Texte: Elsbeth Hobmeier Photos: Hans-Peter Siffert
Marie-Thérèse Chappaz, en Suisse, vos vins obtiennent les meilleures notes dans le guide Parker. Votre Grain Ermitage 2019 a même atteint des sommets avec 98 points. Comment faites-vous?
Moi, je ne fais rien du tout, c'est mon fabuleux terroir qui fait tout (rires). Plus sérieusement, Parker commande chaque année quelques-uns de mes vins et les évalue. Je me réjouis bien sûr quand ils obtiennent de bonnes notes. Et je suis fière que mon Ermitage, un vin blanc sec, soit en tête des vins suisses les mieux notés. Pour moi aussi, c'est mon plus grand vin, issu de vignes centenaires qui poussent sur un sol granitique. Deux autres vins ont obtenu 95 points, le Grain Arvine de Fully et l'assemblage Grain Cinq, et ce sont également des blancs secs.
Qui peut acheter ces vins? Seulement les grands chefs ou aussi les amateurs?
Mes vins figurent sur de nombreuses cartes de très bons restaurants dans le monde entier, à New York, à Singapour, au Japon, en France et bien sûr en Suisse. Mais j'ai aussi de très nombreux et très fidèles clients privés, certains depuis trente ans. Les notes données par Parker les confortent dans leur choix, c'est bien. Ceci dit, ce n'est plus comme autrefois, lorsque les Américains commandaient immédiatement un vin, dès qu'il était bien noté.
Qu'en est-il de la récolte 2021? Y aura-t-il assez de vin, et son prix va-t-il augmenter?
Le gel du printemps dernier a surtout touché notre Petite Arvine qui pousse sur des terrains escarpés. À cause de cela, il n'y aura pas de vin doux Grains nobles en 2021. Sinon, la qualité des raisins était très bonne. Nous avons cependant dû augmenter un peu les prix cette année, mais pas seulement à cause du gel et des pertes qu'il a causé. Sept hectares de nos vignobles sont très pentus et accessibles uniquement à pied, ce qui signifie trois fois plus de travail que sur des terrains plats. De plus, les nombreux murs de pierres sèches doivent être entretenus en permanence. Tout cela est très coûteux.
Vous êtes une pionnière de la biodynamie, même si, pendant longtemps, cela n'a pas été mentionné sur vos étiquettes. Où en est la situation en Valais?

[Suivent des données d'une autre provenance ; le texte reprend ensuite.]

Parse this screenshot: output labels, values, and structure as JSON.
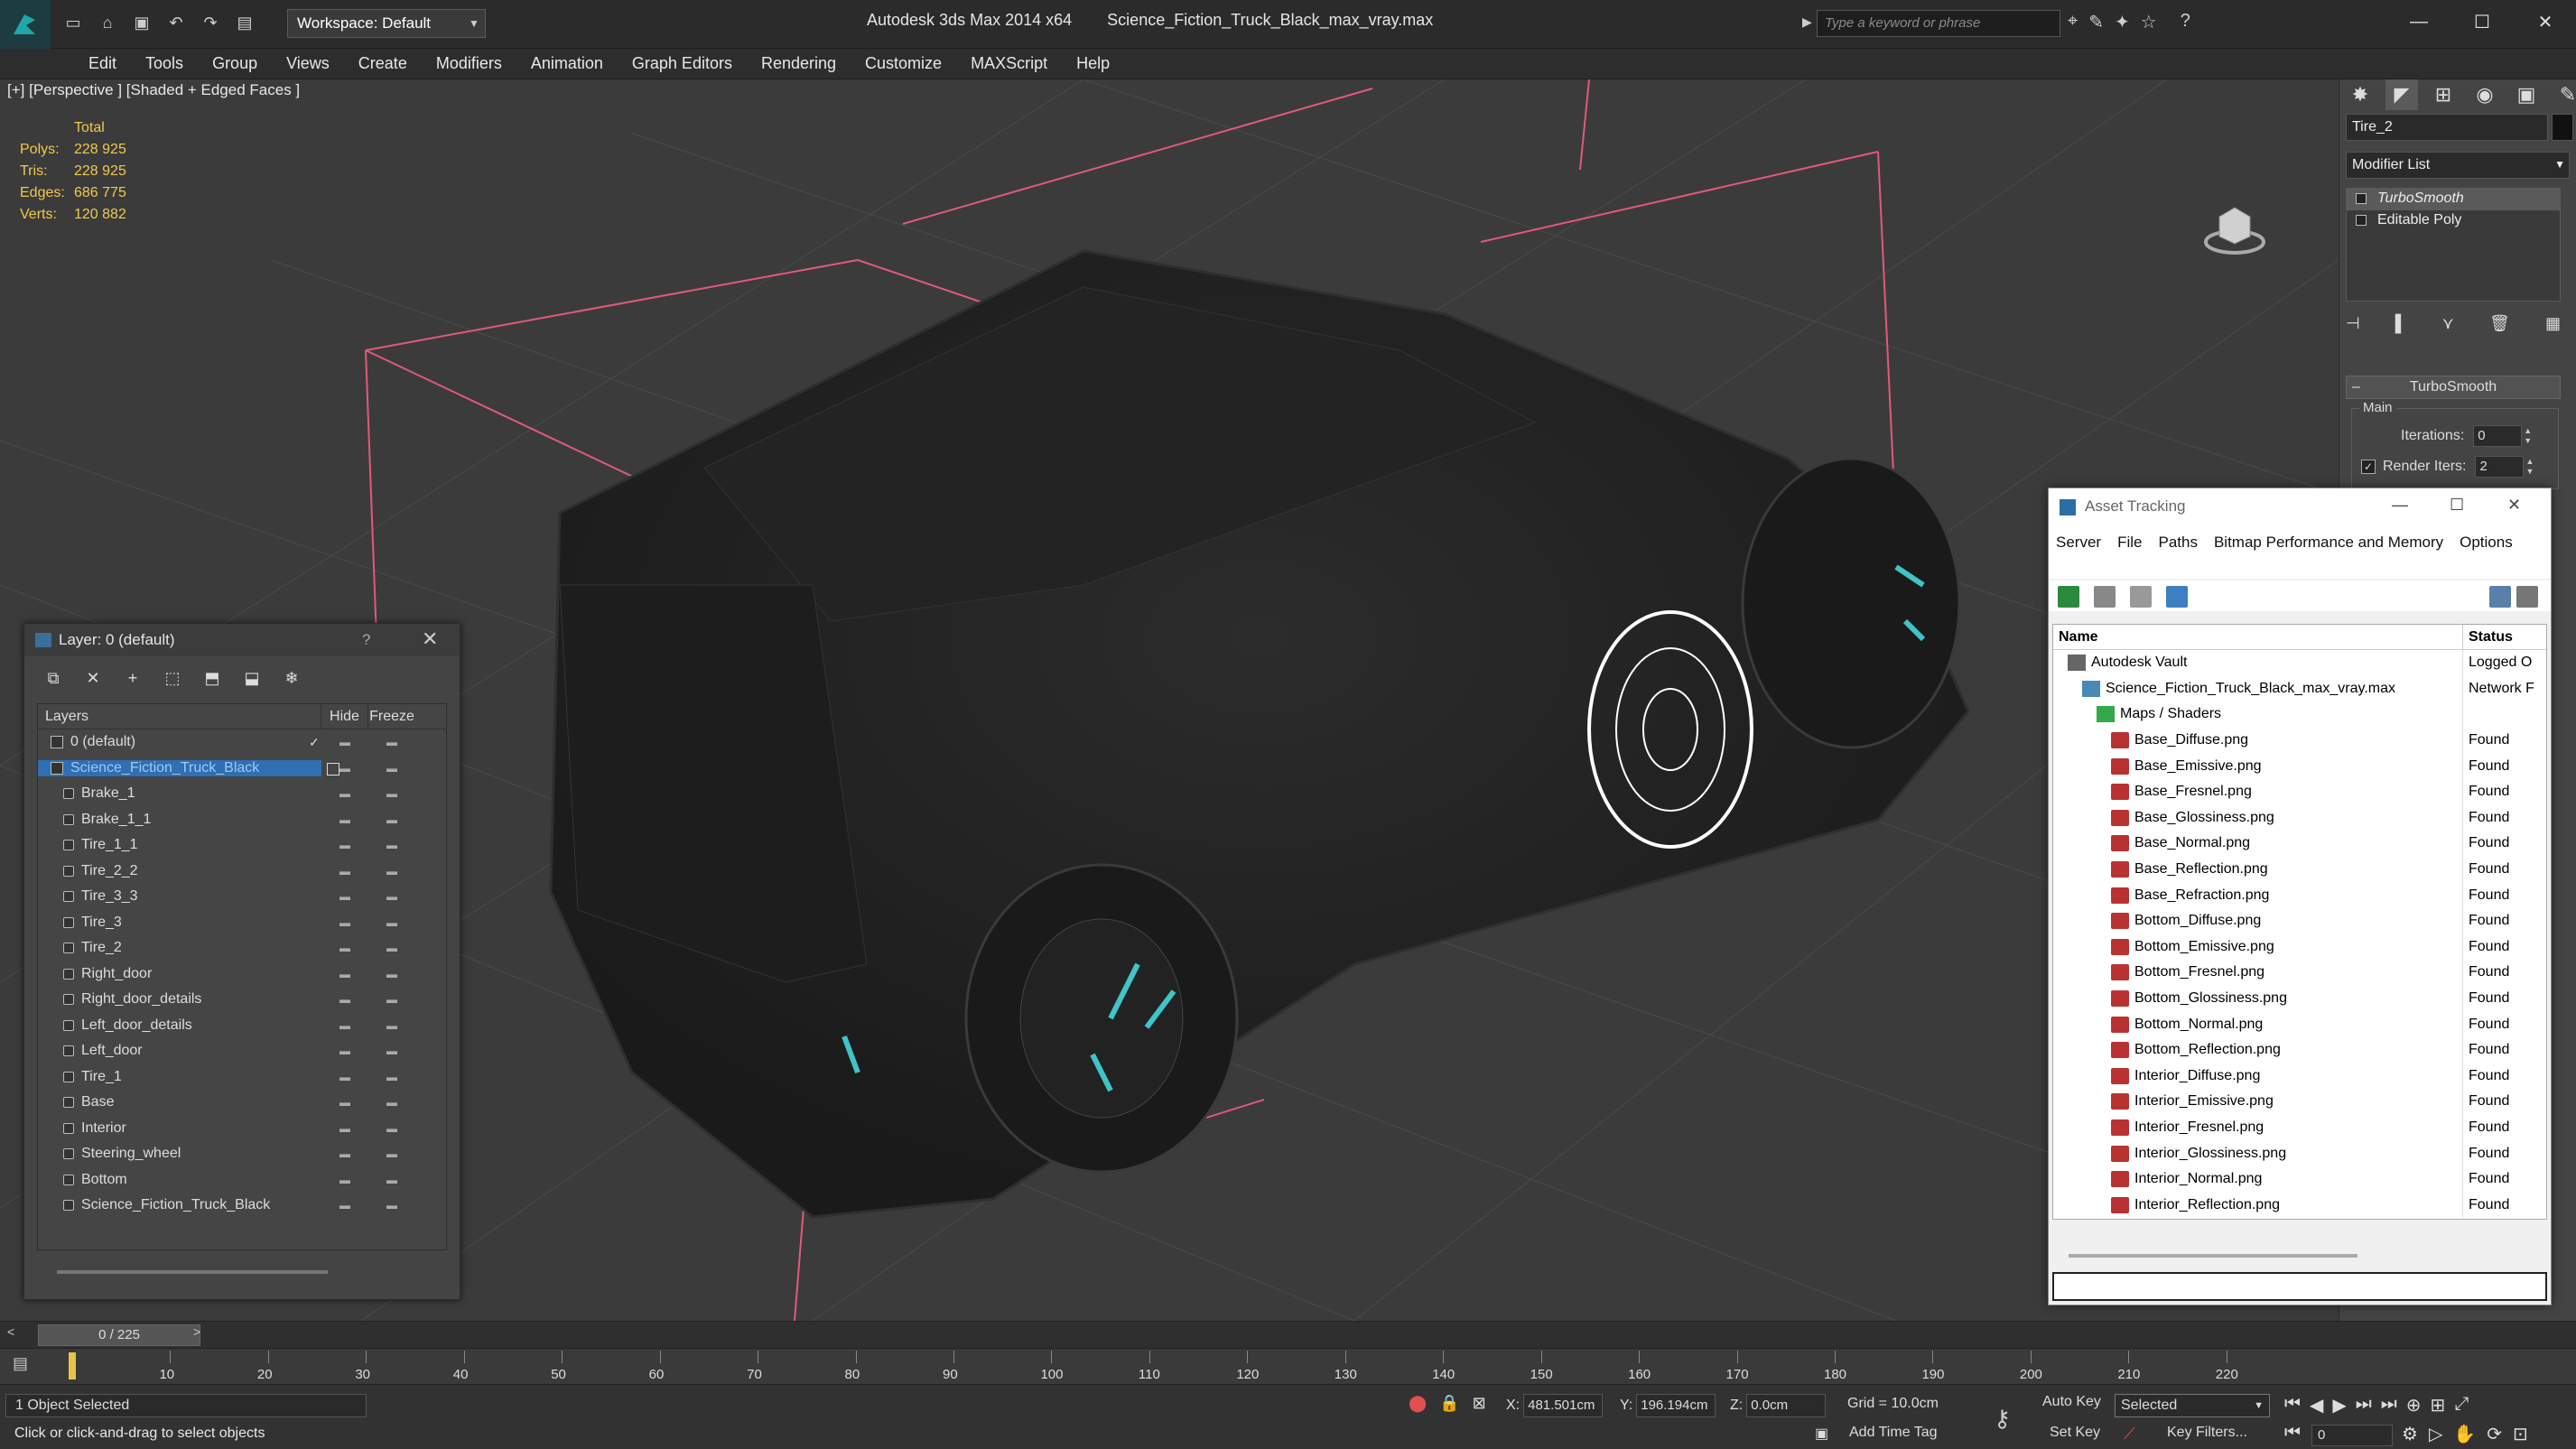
{
  "app": {
    "title": "Autodesk 3ds Max  2014 x64",
    "file": "Science_Fiction_Truck_Black_max_vray.max",
    "workspace": "Workspace: Default",
    "search_placeholder": "Type a keyword or phrase"
  },
  "menu": [
    "Edit",
    "Tools",
    "Group",
    "Views",
    "Create",
    "Modifiers",
    "Animation",
    "Graph Editors",
    "Rendering",
    "Customize",
    "MAXScript",
    "Help"
  ],
  "viewport": {
    "label": "[+] [Perspective ] [Shaded + Edged Faces ]",
    "stats": {
      "header": "Total",
      "rows": [
        {
          "k": "Polys:",
          "v": "228 925"
        },
        {
          "k": "Tris:",
          "v": "228 925"
        },
        {
          "k": "Edges:",
          "v": "686 775"
        },
        {
          "k": "Verts:",
          "v": "120 882"
        }
      ]
    }
  },
  "command_panel": {
    "object_name": "Tire_2",
    "modifier_list": "Modifier List",
    "stack": [
      "TurboSmooth",
      "Editable Poly"
    ],
    "rollout": "TurboSmooth",
    "group": "Main",
    "iterations_label": "Iterations:",
    "iterations": "0",
    "render_iters_label": "Render Iters:",
    "render_iters": "2"
  },
  "layer_panel": {
    "title": "Layer: 0 (default)",
    "help": "?",
    "columns": [
      "Layers",
      "Hide",
      "Freeze"
    ],
    "rows": [
      {
        "name": "0 (default)",
        "level": 0,
        "type": "layer",
        "selected": false
      },
      {
        "name": "Science_Fiction_Truck_Black",
        "level": 0,
        "type": "layer",
        "selected": true
      },
      {
        "name": "Brake_1",
        "level": 1,
        "type": "object",
        "selected": false
      },
      {
        "name": "Brake_1_1",
        "level": 1,
        "type": "object",
        "selected": false
      },
      {
        "name": "Tire_1_1",
        "level": 1,
        "type": "object",
        "selected": false
      },
      {
        "name": "Tire_2_2",
        "level": 1,
        "type": "object",
        "selected": false
      },
      {
        "name": "Tire_3_3",
        "level": 1,
        "type": "object",
        "selected": false
      },
      {
        "name": "Tire_3",
        "level": 1,
        "type": "object",
        "selected": false
      },
      {
        "name": "Tire_2",
        "level": 1,
        "type": "object",
        "selected": false
      },
      {
        "name": "Right_door",
        "level": 1,
        "type": "object",
        "selected": false
      },
      {
        "name": "Right_door_details",
        "level": 1,
        "type": "object",
        "selected": false
      },
      {
        "name": "Left_door_details",
        "level": 1,
        "type": "object",
        "selected": false
      },
      {
        "name": "Left_door",
        "level": 1,
        "type": "object",
        "selected": false
      },
      {
        "name": "Tire_1",
        "level": 1,
        "type": "object",
        "selected": false
      },
      {
        "name": "Base",
        "level": 1,
        "type": "object",
        "selected": false
      },
      {
        "name": "Interior",
        "level": 1,
        "type": "object",
        "selected": false
      },
      {
        "name": "Steering_wheel",
        "level": 1,
        "type": "object",
        "selected": false
      },
      {
        "name": "Bottom",
        "level": 1,
        "type": "object",
        "selected": false
      },
      {
        "name": "Science_Fiction_Truck_Black",
        "level": 1,
        "type": "object",
        "selected": false
      }
    ]
  },
  "asset_tracking": {
    "title": "Asset Tracking",
    "menu": [
      "Server",
      "File",
      "Paths",
      "Bitmap Performance and Memory",
      "Options"
    ],
    "columns": [
      "Name",
      "Status"
    ],
    "rows": [
      {
        "name": "Autodesk Vault",
        "status": "Logged O",
        "level": 1,
        "icon": "vault"
      },
      {
        "name": "Science_Fiction_Truck_Black_max_vray.max",
        "status": "Network F",
        "level": 2,
        "icon": "max"
      },
      {
        "name": "Maps / Shaders",
        "status": "",
        "level": 3,
        "icon": "maps"
      },
      {
        "name": "Base_Diffuse.png",
        "status": "Found",
        "level": 4,
        "icon": "png"
      },
      {
        "name": "Base_Emissive.png",
        "status": "Found",
        "level": 4,
        "icon": "png"
      },
      {
        "name": "Base_Fresnel.png",
        "status": "Found",
        "level": 4,
        "icon": "png"
      },
      {
        "name": "Base_Glossiness.png",
        "status": "Found",
        "level": 4,
        "icon": "png"
      },
      {
        "name": "Base_Normal.png",
        "status": "Found",
        "level": 4,
        "icon": "png"
      },
      {
        "name": "Base_Reflection.png",
        "status": "Found",
        "level": 4,
        "icon": "png"
      },
      {
        "name": "Base_Refraction.png",
        "status": "Found",
        "level": 4,
        "icon": "png"
      },
      {
        "name": "Bottom_Diffuse.png",
        "status": "Found",
        "level": 4,
        "icon": "png"
      },
      {
        "name": "Bottom_Emissive.png",
        "status": "Found",
        "level": 4,
        "icon": "png"
      },
      {
        "name": "Bottom_Fresnel.png",
        "status": "Found",
        "level": 4,
        "icon": "png"
      },
      {
        "name": "Bottom_Glossiness.png",
        "status": "Found",
        "level": 4,
        "icon": "png"
      },
      {
        "name": "Bottom_Normal.png",
        "status": "Found",
        "level": 4,
        "icon": "png"
      },
      {
        "name": "Bottom_Reflection.png",
        "status": "Found",
        "level": 4,
        "icon": "png"
      },
      {
        "name": "Interior_Diffuse.png",
        "status": "Found",
        "level": 4,
        "icon": "png"
      },
      {
        "name": "Interior_Emissive.png",
        "status": "Found",
        "level": 4,
        "icon": "png"
      },
      {
        "name": "Interior_Fresnel.png",
        "status": "Found",
        "level": 4,
        "icon": "png"
      },
      {
        "name": "Interior_Glossiness.png",
        "status": "Found",
        "level": 4,
        "icon": "png"
      },
      {
        "name": "Interior_Normal.png",
        "status": "Found",
        "level": 4,
        "icon": "png"
      },
      {
        "name": "Interior_Reflection.png",
        "status": "Found",
        "level": 4,
        "icon": "png"
      }
    ]
  },
  "timeline": {
    "frame_display": "0 / 225",
    "ticks": [
      "10",
      "20",
      "30",
      "40",
      "50",
      "60",
      "70",
      "80",
      "90",
      "100",
      "110",
      "120",
      "130",
      "140",
      "150",
      "160",
      "170",
      "180",
      "190",
      "200",
      "210",
      "220"
    ]
  },
  "status": {
    "selection": "1 Object Selected",
    "prompt": "Click or click-and-drag to select objects",
    "x_label": "X:",
    "x": "481.501cm",
    "y_label": "Y:",
    "y": "196.194cm",
    "z_label": "Z:",
    "z": "0.0cm",
    "grid": "Grid = 10.0cm",
    "auto_key": "Auto Key",
    "set_key": "Set Key",
    "selected_mode": "Selected",
    "key_filters": "Key Filters...",
    "add_time_tag": "Add Time Tag",
    "frame": "0"
  },
  "colors": {
    "selection_blue": "#2f6fb3",
    "stats_yellow": "#f2c94c",
    "bbox_pink": "#e05a7a",
    "accent_cyan": "#3fc4c8"
  }
}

Attention, la vraie pionnière, c'est Marion Granges du Domaine Beudon! Elle avait déjà misé sur la biodynamie dix ans avant moi. J'ai décidé de m'y mettre en 1997, ce qui fait de moi, la deuxième en Valais, en même temps que le Domaine Cornulus. En 2003, tous mes vignobles étaient certifiés bio. Nous avions aussi les labels BioSuisse et Demeter, mais nous ne les mentionnons sur l'étiquette que depuis quatre ans. Je n'aime pas les étiquettes au verso de la bouteille et j'ai donc attendu longtemps avant d'en mettre. Mais maintenant, j'ai décidé de le faire parce que je peux ainsi soutenir le mouvement biodynamique. En Valais, la biodynamie a le vent en poupe, l'école d'agriculture de Châteauneuf l’enseigne dans ses cours. De plus en plus de viticulteurs se convertissent. Nous ne sommes plus aussi seuls que dans les premières années.
Quels sont vos projets pour ces prochaines années?
J'aimerais faire un grand vin rouge, à partir du vignoble des Claives, l'une des parcelles les plus difficiles à travailler. J'ai en tête un assemblage de syrah, de cornalin et d'un peu de cabernet franc. Il s'appellera La Grange et sera prêt dans deux ou trois ans. Sinon, j'aimerais maintenir la qualité actuelle de mes vins et, si possible, encore l'améliorer. Surtout, j'espère rester en bonne santé, car je ne veux pas arrêter de travailler. Je ne pense pas du tout à la retraite.
>> Marie-Thérèse Chappaz a 62 ans. Ses vignes escarpées se trouvent à Fully (VS). GaultMillau l'a désignée comme «Icône du vin suisse». De nombreux viticulteurs et viticultrices ont appris le métier à ses côtés avant de se lancer dans leur propre carrière.